In this homework we are going to revisit some concept that we covered in class.

Analytical questions

Question 1: Suppose we toss a fair coin until we get exactly two heads. Describe the sample space \(\Omega\). What is the probability that exactly k tosses are required?

Question 2: Let \(X_1,...,X_n \sim \text{Uniform(0,1)}\) and let \(Y_n = \max{X_1,...,X_n}\), what is \(E(Y_n)\) ?

Question 3: 2 players go in 2 different rooms where they each toss a coin simultanously. Each player then has to guess the other player’s toss outcome. The players can discuss their strategy beforehand, but cannot communicate once they enter their designated rooms. If both guessed wrong, they both get 0, if one or both correclty guessed the other players’ toss outcome then both win a payoff of 1. Find the optimal strategy and the associated expected payoff per player (hint, it is strictly higher than \(0.75\)).

Computer Question

Download psid data

Get the prepared data constructed from the PSID from Blundell, Pistaferri and Saporta. To load this data you will need to install the package readstata13. You can do that by running install.packages('readstata13').

then you can load the data

  require(readstata13)

## Loading required package: readstata13

  require(data.table)

## Loading required package: data.table

  data = data.table(read.dta13("../data/data4estimation.dta"))

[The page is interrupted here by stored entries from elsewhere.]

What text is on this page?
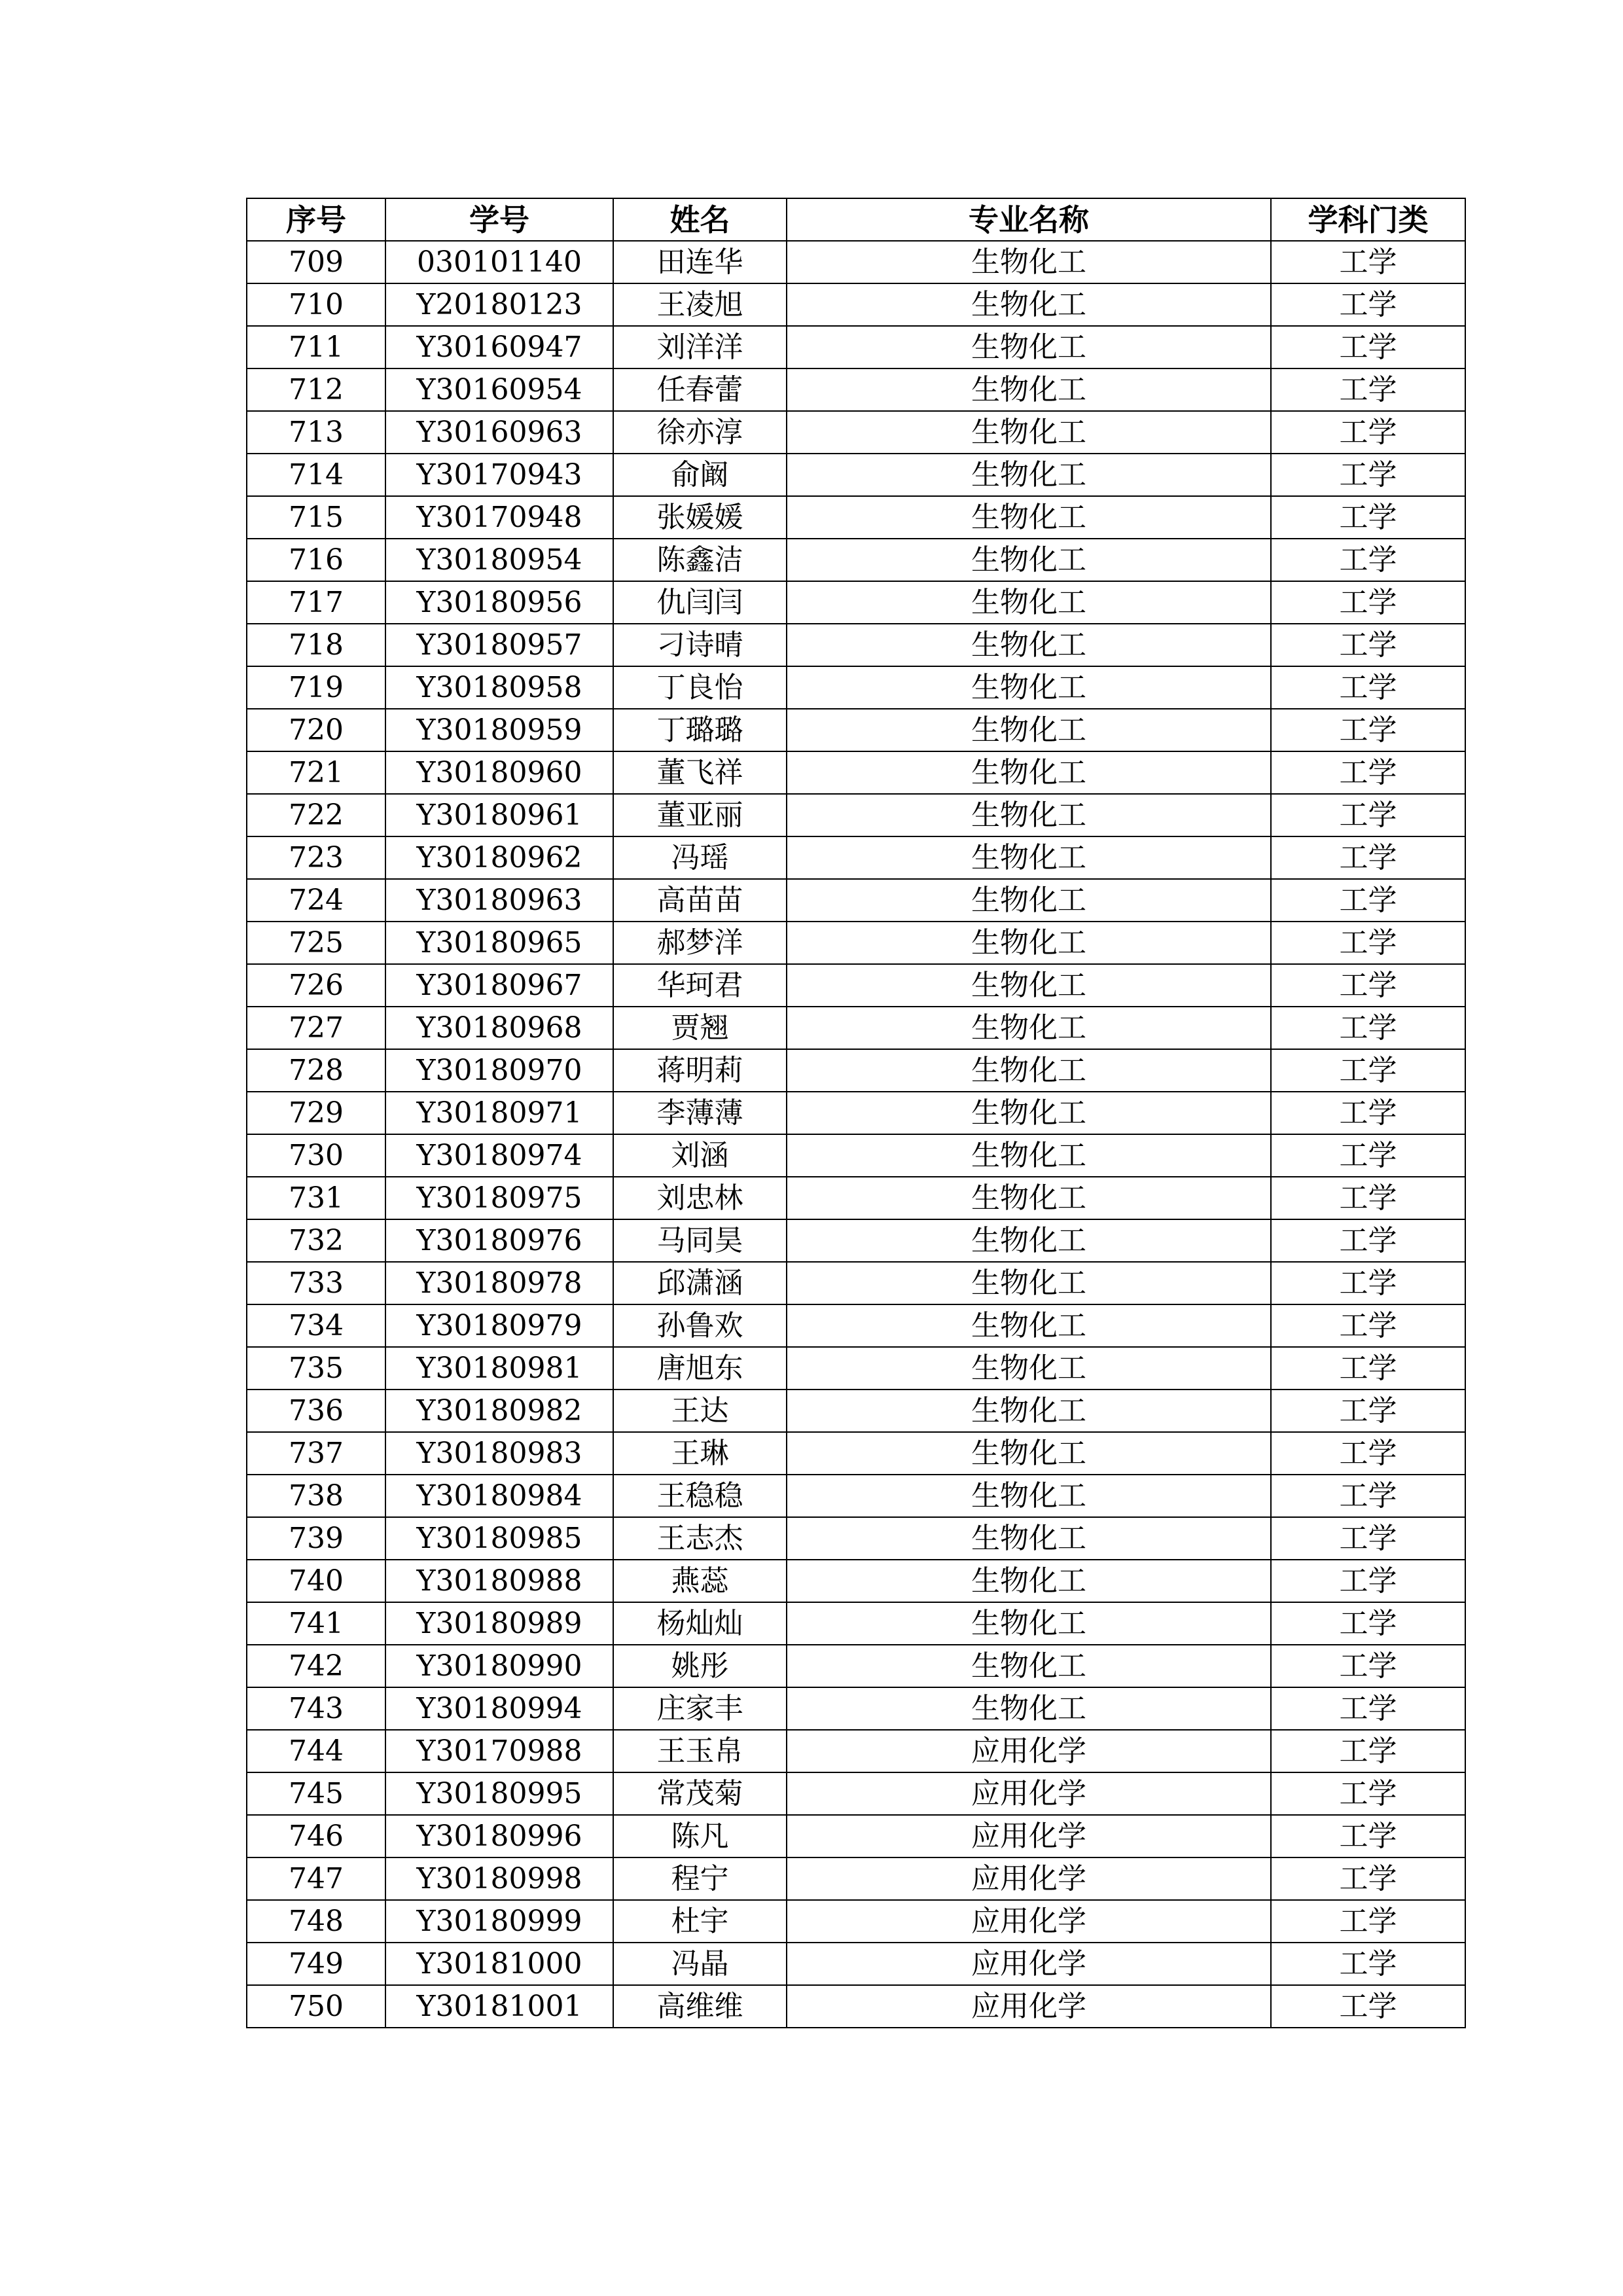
序号	学号	姓名	专业名称	学科门类
709	030101140	田连华	生物化工	工学
710	Y20180123	王凌旭	生物化工	工学
711	Y30160947	刘洋洋	生物化工	工学
712	Y30160954	任春蕾	生物化工	工学
713	Y30160963	徐亦淳	生物化工	工学
714	Y30170943	俞阚	生物化工	工学
715	Y30170948	张媛媛	生物化工	工学
716	Y30180954	陈鑫洁	生物化工	工学
717	Y30180956	仇闫闫	生物化工	工学
718	Y30180957	刁诗晴	生物化工	工学
719	Y30180958	丁良怡	生物化工	工学
720	Y30180959	丁璐璐	生物化工	工学
721	Y30180960	董飞祥	生物化工	工学
722	Y30180961	董亚丽	生物化工	工学
723	Y30180962	冯瑶	生物化工	工学
724	Y30180963	高苗苗	生物化工	工学
725	Y30180965	郝梦洋	生物化工	工学
726	Y30180967	华珂君	生物化工	工学
727	Y30180968	贾翘	生物化工	工学
728	Y30180970	蒋明莉	生物化工	工学
729	Y30180971	李薄薄	生物化工	工学
730	Y30180974	刘涵	生物化工	工学
731	Y30180975	刘忠林	生物化工	工学
732	Y30180976	马同昊	生物化工	工学
733	Y30180978	邱潇涵	生物化工	工学
734	Y30180979	孙鲁欢	生物化工	工学
735	Y30180981	唐旭东	生物化工	工学
736	Y30180982	王达	生物化工	工学
737	Y30180983	王琳	生物化工	工学
738	Y30180984	王稳稳	生物化工	工学
739	Y30180985	王志杰	生物化工	工学
740	Y30180988	燕蕊	生物化工	工学
741	Y30180989	杨灿灿	生物化工	工学
742	Y30180990	姚彤	生物化工	工学
743	Y30180994	庄家丰	生物化工	工学
744	Y30170988	王玉帛	应用化学	工学
745	Y30180995	常茂菊	应用化学	工学
746	Y30180996	陈凡	应用化学	工学
747	Y30180998	程宁	应用化学	工学
748	Y30180999	杜宇	应用化学	工学
749	Y30181000	冯晶	应用化学	工学
750	Y30181001	高维维	应用化学	工学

we start by computing the wage residuals

  data[, lwr := log_y] # we use raw wages, we could also use the residual from a regression on age, gender, etc...
  # extract one wage per individual
  Y = data[!is.na(lwr), list(lwr = lwr[1] ), person][,lwr]
  hist(Y)

  qqnorm(Y)

At this point we notice that the distribution of log wages is not a normal distribution. Never the less we want to form a confidence interval on the mean log wage in the population. The central limit theorem tells us how this will be distributed asymptotically.

Distribution of the mean

Call \(F(Y)\) the distribution of wages we recovered from the data. We are interested in constructing the distribution of the average of \(n\) draws from this distribution. for each \(n \leq N\) we will construct random samples from \(F(Y)\) simply by drawing with replacement from the wages we have in our data.

Question 4: Write a function that draws \(n\) wages from the data, and then computes its mean. For each value of \(n\) in \((2,5,10,25,50,100,150,200,500,1000,2000)\), use your function to generate 500 replications.

Question 5: For each value of \(n\) compute the quantiles accross replications and compare them to the quantile of normal distribution. Plot this function on the same graph using ggplot, and show that as \(n\) grows, the distribution approches the Normal distribution (recenter and rescale the means within each \(n\)).